# k-Nearest Neighbors

Let's quickly see how we might use argsort function along multiple axes to find the nearest neighbors of each point in a set. We'll start by creating a random set of 10 points on a two-dimensional plane. Using the standard convention, we'll arrange these in a 10×2 array:

In [None]:
import numpy as np

In [None]:
rand = np.random.RandomState(666)
X = rand.rand(10, 2)

To get an idea of how these points look, let's quickly scatter plot them:

In [None]:
%matplotlib inline
import matplotlib.pyplot as plt
import seaborn; seaborn.set() # Plot styling
plt.scatter(X[:, 0], X[:, 1], s=100);

Now we'll compute the distance between each pair of points. Recall that the squared-distance between two points is the sum of the squared differences in each dimension; using the efficient broadcasting and aggregation  routines provided by NumPy we can compute the matrix of square distances in a single line of code:

In [None]:
dist_sq = np.sum((X[:, np.newaxis, :] - X[np.newaxis, :, :]) ** 2, axis=-1)

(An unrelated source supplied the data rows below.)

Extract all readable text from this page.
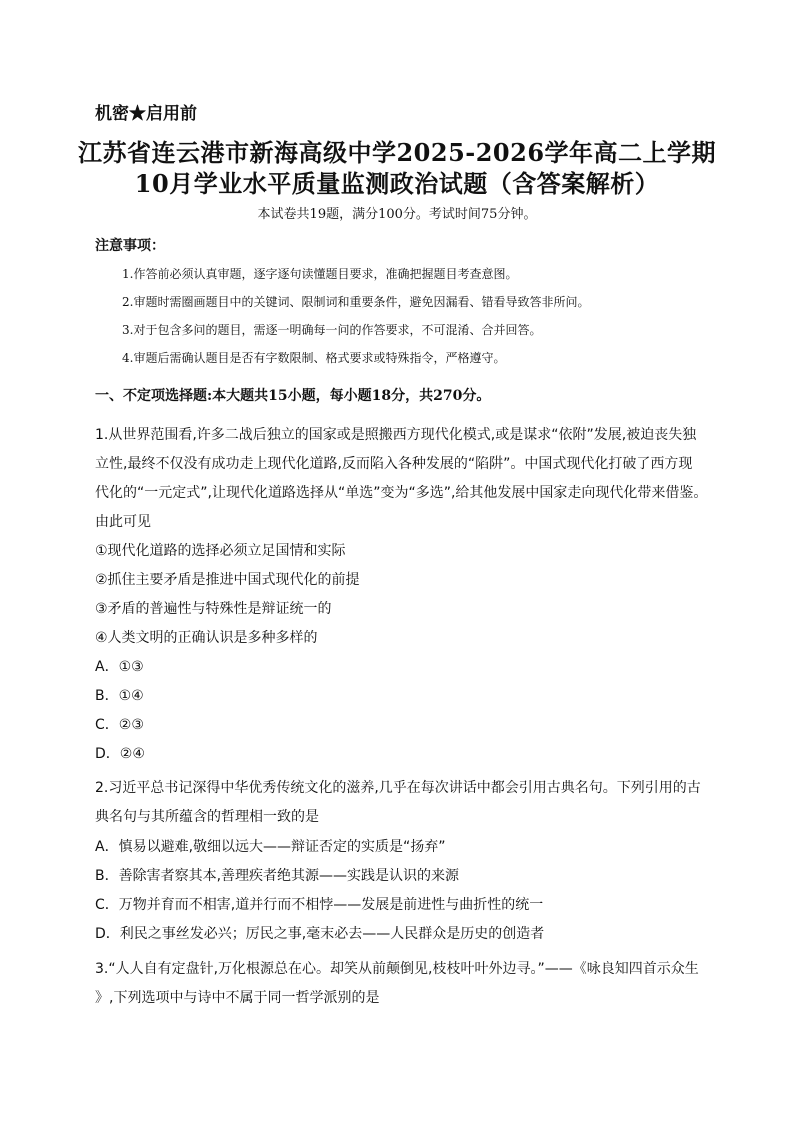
机密★启用前
江苏省连云港市新海高级中学2025-2026学年高二上学期
10月学业水平质量监测政治试题（含答案解析）
本试卷共19题，满分100分。考试时间75分钟。
注意事项：
1.作答前必须认真审题，逐字逐句读懂题目要求，准确把握题目考查意图。
2.审题时需圈画题目中的关键词、限制词和重要条件，避免因漏看、错看导致答非所问。
3.对于包含多问的题目，需逐一明确每一问的作答要求，不可混淆、合并回答。
4.审题后需确认题目是否有字数限制、格式要求或特殊指令，严格遵守。
一、不定项选择题:本大题共15小题，每小题18分，共270分。
1.从世界范围看,许多二战后独立的国家或是照搬西方现代化模式,或是谋求“依附”发展,被迫丧失独
立性,最终不仅没有成功走上现代化道路,反而陷入各种发展的“陷阱”。中国式现代化打破了西方现
代化的“一元定式”,让现代化道路选择从“单选”变为“多选”,给其他发展中国家走向现代化带来借鉴。
由此可见
①现代化道路的选择必须立足国情和实际
②抓住主要矛盾是推进中国式现代化的前提
③矛盾的普遍性与特殊性是辩证统一的
④人类文明的正确认识是多种多样的
A．①③
B．①④
C．②③
D．②④
2.习近平总书记深得中华优秀传统文化的滋养,几乎在每次讲话中都会引用古典名句。下列引用的古
典名句与其所蕴含的哲理相一致的是
A．慎易以避难,敬细以远大——辩证否定的实质是“扬弃”
B．善除害者察其本,善理疾者绝其源——实践是认识的来源
C．万物并育而不相害,道并行而不相悖——发展是前进性与曲折性的统一
D．利民之事丝发必兴；厉民之事,毫末必去——人民群众是历史的创造者
3.“人人自有定盘针,万化根源总在心。却笑从前颠倒见,枝枝叶叶外边寻。”——《咏良知四首示众生
》,下列选项中与诗中不属于同一哲学派别的是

This operation has a lot packed into it, and it might be a bit confusing if you're unfamiliar with NumPy's broadcasting rules. When you come across code like this, it can be useful to break it down into its component steps:

In [None]:
# for each pair of points, compute differences in their coordinates
differences = X[:, np.newaxis, :] - X[np.newaxis, :, :]
differences.shape

In [None]:
# square the coordinate differences
sq_differences = differences ** 2
sq_differences.shape

In [None]:
# sum the coordinate differences to get the squared distance
dist_sq = sq_differences.sum(-1)
dist_sq.shape

Just to double-check what we are doing, we should see that the diagonal of this matrix (i.e., the set of distances between each point and itself) is all zero:

In [None]:
dist_sq.diagonal()

It checks out! With the pairwise square-distances converted, we can now use np.argsort to sort along each row. The leftmost columns will then give the indices of the nearest neighbors:

In [None]:
nearest = np.argsort(dist_sq, axis=1)
print(nearest)

In [None]:
K = 2
nearest_partition = np.argpartition(dist_sq, K + 1, axis=1)

In [None]:

plt.scatter(X[:, 0], X[:, 1], s=100)

# draw lines from each point to its two nearest neighbors
K = 2

for i in range(X.shape[0]):
    for j in nearest_partition[i, :K+1]:
        # plot a line from X[i] to X[j]
        # use some zip magic to make it happen:
        plt.plot(*zip(X[j], X[i]), color='black')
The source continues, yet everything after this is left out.